Adventures In Foreign Keys 4: How to Index Foreign Keys

Last Updated 2 years ago

This week, we’re all about foreign keys. So far, we set up the Stack Overflow database to get ready, then tried to set up relationships, and encountered cascading locking issues.

Dawn Of The Data

I don’t know how long the recommendation to index your foreign keys has been a thing, but I generally find it useful to abide by, depending a bit on how they’re used.

Without foreign key indexes, when SQL Server needs to validate data, or cascade actions, well, this could end up being pretty inefficient for large data sets. I’m not saying it’s the end of the world, but it’s an avoidable problem.

There’s also been this recommendation to create single key column indexes on your foreign keys, and to keep them around even if it doesn’t look like they’re being used. I’ve always found that curious. Do you really need that, if you’ve got a multi-column index that leads with the foreign key column?

That’s what I wanted to find out when I started writing this post.

Starting Point

To make things relatively easy, we’re going to use a single key column foreign key between Users and Badges.
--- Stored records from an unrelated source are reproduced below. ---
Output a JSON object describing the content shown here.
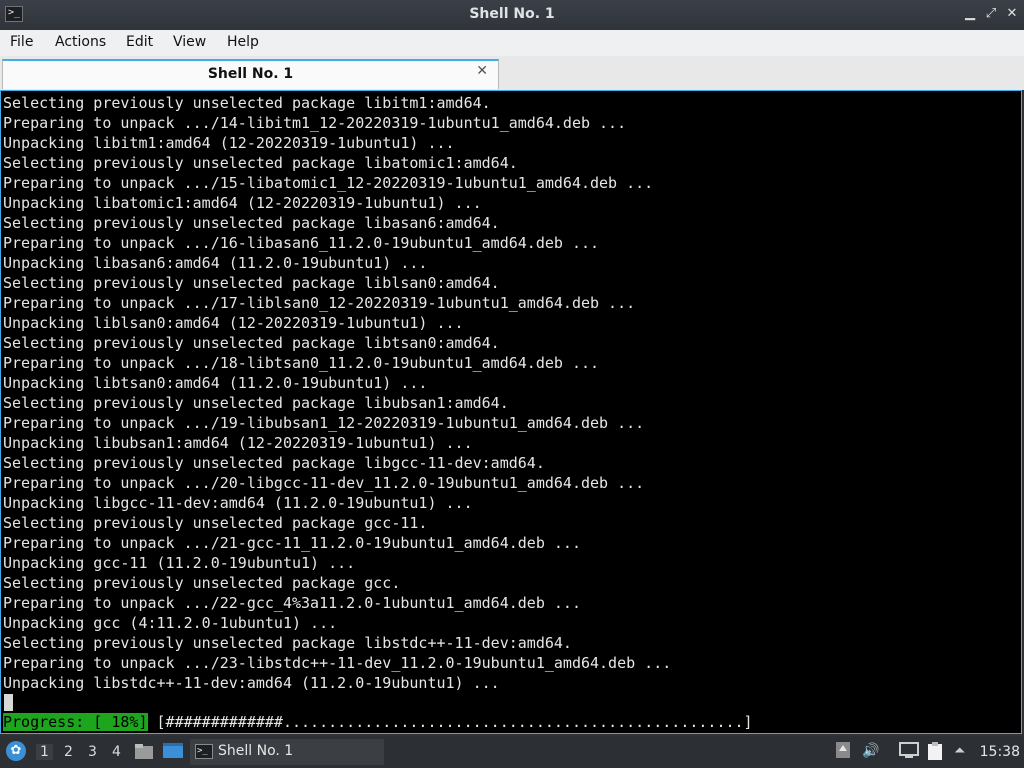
{
  "window": {
    "title": "Shell No. 1",
    "app_icon_glyph": ">_",
    "controls": {
      "minimize": "▁",
      "maximize": "⤢",
      "close": "✕"
    }
  },
  "menubar": {
    "items": [
      "File",
      "Actions",
      "Edit",
      "View",
      "Help"
    ]
  },
  "tabs": [
    {
      "label": "Shell No. 1",
      "close_glyph": "✕",
      "active": true
    }
  ],
  "terminal": {
    "lines": [
      "Selecting previously unselected package libitm1:amd64.",
      "Preparing to unpack .../14-libitm1_12-20220319-1ubuntu1_amd64.deb ...",
      "Unpacking libitm1:amd64 (12-20220319-1ubuntu1) ...",
      "Selecting previously unselected package libatomic1:amd64.",
      "Preparing to unpack .../15-libatomic1_12-20220319-1ubuntu1_amd64.deb ...",
      "Unpacking libatomic1:amd64 (12-20220319-1ubuntu1) ...",
      "Selecting previously unselected package libasan6:amd64.",
      "Preparing to unpack .../16-libasan6_11.2.0-19ubuntu1_amd64.deb ...",
      "Unpacking libasan6:amd64 (11.2.0-19ubuntu1) ...",
      "Selecting previously unselected package liblsan0:amd64.",
      "Preparing to unpack .../17-liblsan0_12-20220319-1ubuntu1_amd64.deb ...",
      "Unpacking liblsan0:amd64 (12-20220319-1ubuntu1) ...",
      "Selecting previously unselected package libtsan0:amd64.",
      "Preparing to unpack .../18-libtsan0_11.2.0-19ubuntu1_amd64.deb ...",
      "Unpacking libtsan0:amd64 (11.2.0-19ubuntu1) ...",
      "Selecting previously unselected package libubsan1:amd64.",
      "Preparing to unpack .../19-libubsan1_12-20220319-1ubuntu1_amd64.deb ...",
      "Unpacking libubsan1:amd64 (12-20220319-1ubuntu1) ...",
      "Selecting previously unselected package libgcc-11-dev:amd64.",
      "Preparing to unpack .../20-libgcc-11-dev_11.2.0-19ubuntu1_amd64.deb ...",
      "Unpacking libgcc-11-dev:amd64 (11.2.0-19ubuntu1) ...",
      "Selecting previously unselected package gcc-11.",
      "Preparing to unpack .../21-gcc-11_11.2.0-19ubuntu1_amd64.deb ...",
      "Unpacking gcc-11 (11.2.0-19ubuntu1) ...",
      "Selecting previously unselected package gcc.",
      "Preparing to unpack .../22-gcc_4%3a11.2.0-1ubuntu1_amd64.deb ...",
      "Unpacking gcc (4:11.2.0-1ubuntu1) ...",
      "Selecting previously unselected package libstdc++-11-dev:amd64.",
      "Preparing to unpack .../23-libstdc++-11-dev_11.2.0-19ubuntu1_amd64.deb ...",
      "Unpacking libstdc++-11-dev:amd64 (11.2.0-19ubuntu1) ..."
    ],
    "progress": {
      "label": "Progress: [ 18%]",
      "bar": " [#############...................................................]",
      "percent": 18
    }
  },
  "taskbar": {
    "start_glyph": "✿",
    "workspaces": [
      "1",
      "2",
      "3",
      "4"
    ],
    "active_workspace": "1",
    "task": {
      "label": "Shell No. 1",
      "icon_glyph": ">_"
    },
    "tray": {
      "volume_glyph": "🔊",
      "upload_glyph": "⏶"
    },
    "clock": "15:38"
  },
  "colors": {
    "accent": "#3daee9",
    "progress_green": "#1ea51e",
    "terminal_bg": "#000000",
    "terminal_fg": "#e6e6e6",
    "titlebar_bg": "#33373d"
  }
}
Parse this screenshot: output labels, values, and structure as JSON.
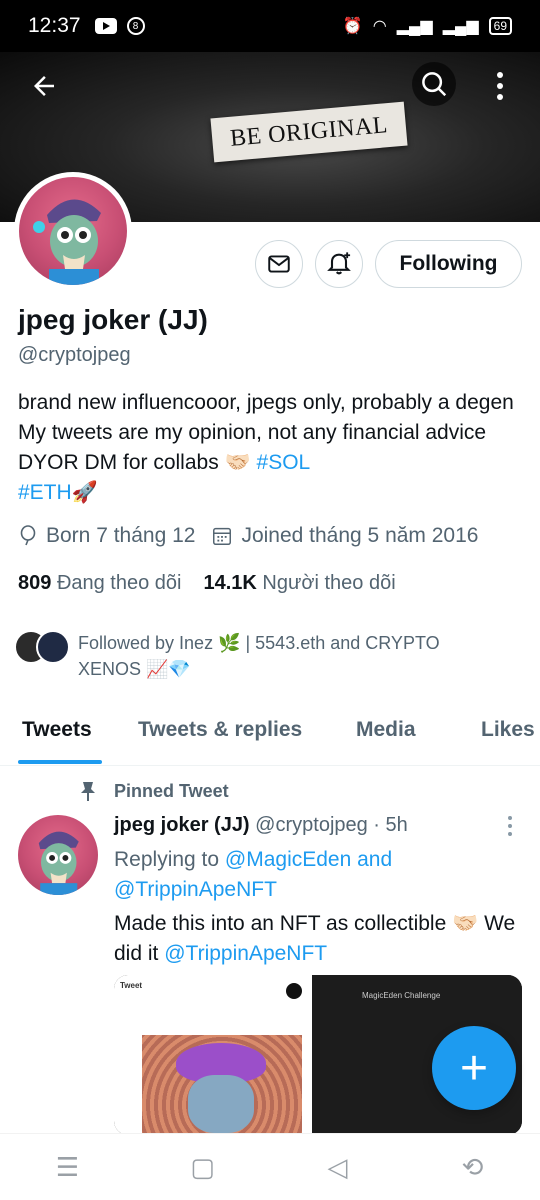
{
  "status_bar": {
    "time": "12:37",
    "battery": "69"
  },
  "banner": {
    "text": "BE ORIGINAL"
  },
  "profile": {
    "name": "jpeg joker (JJ)",
    "handle": "@cryptojpeg",
    "bio_main": "brand new influencooor, jpegs only, probably a degen My tweets are my opinion, not any financial advice DYOR DM for collabs 🤝🏻 ",
    "bio_tag1": "#SOL",
    "bio_tag2": "#ETH",
    "bio_end": "🚀",
    "birthday": "Born 7 tháng 12",
    "joined": "Joined tháng 5 năm 2016",
    "following_count": "809",
    "following_label": "Đang theo dõi",
    "followers_count": "14.1K",
    "followers_label": "Người theo dõi",
    "followed_by": "Followed by Inez 🌿 | 5543.eth and CRYPTO XENOS 📈💎"
  },
  "actions": {
    "following_label": "Following"
  },
  "tabs": [
    "Tweets",
    "Tweets & replies",
    "Media",
    "Likes"
  ],
  "tweet": {
    "pinned_label": "Pinned Tweet",
    "name": "jpeg joker (JJ)",
    "handle_time": "@cryptojpeg · 5h",
    "replying_prefix": "Replying to ",
    "replying_users": "@MagicEden and @TrippinApeNFT",
    "text_main": "Made this into an NFT as collectible 🤝🏻 We did it ",
    "text_mention": "@TrippinApeNFT",
    "media_left_title": "Tweet",
    "media_right_title": "MagicEden Challenge"
  },
  "colors": {
    "accent": "#1d9bf0",
    "muted": "#536471"
  }
}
Why? Because they’re two of the smaller tables, so it takes less time to add different things.

This is how most decisions get made. Don’t act disappointed.

ALTER TABLE dbo.Badges 
    ADD CONSTRAINT fk_badges_users_id FOREIGN KEY (UserId) 
        REFERENCES dbo.Users(Id) ON DELETE CASCADE;

ALTER TABLE dbo.Badges

ADD CONSTRAINT fk_badges_users_id FOREIGN KEY (UserId)

REFERENCES dbo.Users(Id) ON DELETE CASCADE;

I’m going to start with no nonclustered indexes, and then I’m going to create some with different columns, and column orders. The point here is that we don’t have an index just on the foreign key column, but we do have an index that contains it.

No Indexes

First, let’s test a query that should be eligible for join elimination. Do we need indexed foreign keys for that?

SELECT b.UserId, 
       COUNT(*) AS records
FROM dbo.Users AS u
JOIN dbo.Badges AS b
ON u.Id = b.UserId
GROUP BY b.UserId
HAVING COUNT(*) > 1000;

SELECT b.UserId,

COUNT(*) AS records

FROM dbo.Users AS u

JOIN dbo.Badges AS b

ON u.Id = b.UserId

GROUP BY b.UserId

HAVING COUNT(*) > 1000;

Here’s the query plan:

Well, it’s not that this query couldn’t benefit from some index help, but we totally eliminate the join to Users. That’s a good sign, though. Our foreign key is strong. Strong like lab rat.

We Learned Something

Even with no supporting indexes, we can still get join elimination. And this makes total sense. The constraint is there, and it’s trusted.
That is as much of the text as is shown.